As I learned when I was 15, you take your shoes off and put them by the door.  That's right.  You'd better hope that you aren't wearing your "special smelling" socks when you pop by someone's house.  Because it's socks, not shoes, that are welcome in Canadian households.

So, I'm going to try my best not to offend either side of this situation.  Because, listen, I can surely see the necessity of having guests take off their shoes in a northern climate.  Vancouver gets more rain than almost anywhere in North America.  I don't want mud on my floors! And what about snow and slush in the winter?  Another good reason for taking off shoes.

But...I'm not gonna lie.  The whole concept is a foreign thing to me.

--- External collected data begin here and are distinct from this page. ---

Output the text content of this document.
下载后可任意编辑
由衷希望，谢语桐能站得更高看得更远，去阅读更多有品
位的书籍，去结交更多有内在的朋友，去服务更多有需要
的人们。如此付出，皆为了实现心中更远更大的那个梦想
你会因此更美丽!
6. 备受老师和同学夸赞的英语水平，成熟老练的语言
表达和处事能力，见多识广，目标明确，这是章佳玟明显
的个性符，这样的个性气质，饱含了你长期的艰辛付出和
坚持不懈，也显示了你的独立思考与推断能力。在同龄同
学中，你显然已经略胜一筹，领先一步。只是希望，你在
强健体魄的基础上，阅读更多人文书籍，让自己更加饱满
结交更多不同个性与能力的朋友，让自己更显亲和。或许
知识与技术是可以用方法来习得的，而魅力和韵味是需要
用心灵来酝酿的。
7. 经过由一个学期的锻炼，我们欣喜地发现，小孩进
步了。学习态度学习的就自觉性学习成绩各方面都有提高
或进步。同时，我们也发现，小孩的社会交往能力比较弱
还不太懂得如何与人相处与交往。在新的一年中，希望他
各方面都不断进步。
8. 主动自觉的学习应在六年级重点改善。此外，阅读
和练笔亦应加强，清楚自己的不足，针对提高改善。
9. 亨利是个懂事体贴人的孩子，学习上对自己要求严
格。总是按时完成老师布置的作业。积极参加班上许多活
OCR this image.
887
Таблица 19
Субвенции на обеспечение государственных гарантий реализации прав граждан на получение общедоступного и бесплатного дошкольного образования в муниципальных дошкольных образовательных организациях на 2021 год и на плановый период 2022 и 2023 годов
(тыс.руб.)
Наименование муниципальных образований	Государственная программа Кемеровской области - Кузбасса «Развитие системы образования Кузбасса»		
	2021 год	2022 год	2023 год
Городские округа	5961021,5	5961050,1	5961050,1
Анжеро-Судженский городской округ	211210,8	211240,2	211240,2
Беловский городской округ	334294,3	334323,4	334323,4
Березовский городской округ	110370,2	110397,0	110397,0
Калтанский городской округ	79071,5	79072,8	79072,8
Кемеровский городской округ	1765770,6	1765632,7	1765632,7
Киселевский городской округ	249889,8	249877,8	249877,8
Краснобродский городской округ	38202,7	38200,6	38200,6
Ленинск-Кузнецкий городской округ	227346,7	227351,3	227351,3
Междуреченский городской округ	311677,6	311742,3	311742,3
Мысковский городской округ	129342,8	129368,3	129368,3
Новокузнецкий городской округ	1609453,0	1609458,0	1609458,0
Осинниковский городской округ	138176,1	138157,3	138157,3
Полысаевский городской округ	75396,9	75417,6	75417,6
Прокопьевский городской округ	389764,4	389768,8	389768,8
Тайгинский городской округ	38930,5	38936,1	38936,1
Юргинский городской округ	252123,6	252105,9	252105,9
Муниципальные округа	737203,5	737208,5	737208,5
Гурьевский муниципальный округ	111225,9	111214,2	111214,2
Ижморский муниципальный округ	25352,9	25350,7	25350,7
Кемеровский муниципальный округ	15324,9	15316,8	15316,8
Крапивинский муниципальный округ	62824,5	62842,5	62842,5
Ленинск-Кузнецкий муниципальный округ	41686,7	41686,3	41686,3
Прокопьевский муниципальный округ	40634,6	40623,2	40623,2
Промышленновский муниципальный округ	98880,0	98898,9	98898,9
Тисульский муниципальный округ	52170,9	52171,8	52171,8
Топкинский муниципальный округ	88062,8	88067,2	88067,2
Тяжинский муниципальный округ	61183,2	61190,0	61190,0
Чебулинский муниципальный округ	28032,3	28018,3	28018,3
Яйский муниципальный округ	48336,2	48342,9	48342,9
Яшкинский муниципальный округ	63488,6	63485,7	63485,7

Obviously, being from the south, I wasn't raised removing my shoes every time I entered a house.  In fact,  if I ever took my shoes off in a person's house we were visiting, it was considered rude.

So, at 15 years old, I had certain questions run through my head.  Questions I still struggle with.  For example:  What if you have really stinky feet?  Like the kind of stink that doctors have to treat?  That could be embarrassing.  Or what if your socks have holes all in them because those were the only clean socks you could find that particular day? (Yes, I'm speaking from experience. Don't judge me, man).  What if you are wearing hose that you don't want to snag?

But, and this is the most important question of all, what if your shoes MAKE the outfit? GIRLS!?!?! WOMEN!?!?! Do you hear me? What if you are only 5 feet tall (cough cough) and almost every pair of jeans requires  heels or wedges? When the shoes are taken off, you look deflated. What if it's winter time and you are wearing boots with leggings? And then you have to take the boots off? Outfit destroyed. What if you are going over to a friend's house for dinner and you get all cute with skinny jeans and boots and leg warmers.  And then you get there...you just take it all off?  These are the questions I need answered!




So...I've made a decision for our Canadian-mostly-American home.  Once we have one, that is.  All guests will not be allowed to take off their shoes.  Unless, of course, it's a horribly rainy or snowy day.  But, if it is beautiful outside or if their shoes are clean, I want our guests to know that in the Friesen house...shoes are welcome! Shoes of all shapes and sizes.  So those with smelly feet: you are welcome! No need to be embarrassed anymore! Those who love their new boots: c'mon over and show them off!
Those who have an aversion to picking through other people's shoes to find their own (this has happened to me and it almost scarred me), you are welcome in our house!

I've picked through much larger piles than this. Disgusting is what that is!
I think I will have a sign at our house that says "please KEEP your shoes on!" But, because I've never lived there and my opinion is entitled to change, I will keep one on hand like this that I saw on pinterest:




Or, I may pull that sign out on days that I just don't feel like vacuuming. Which may be more days than not.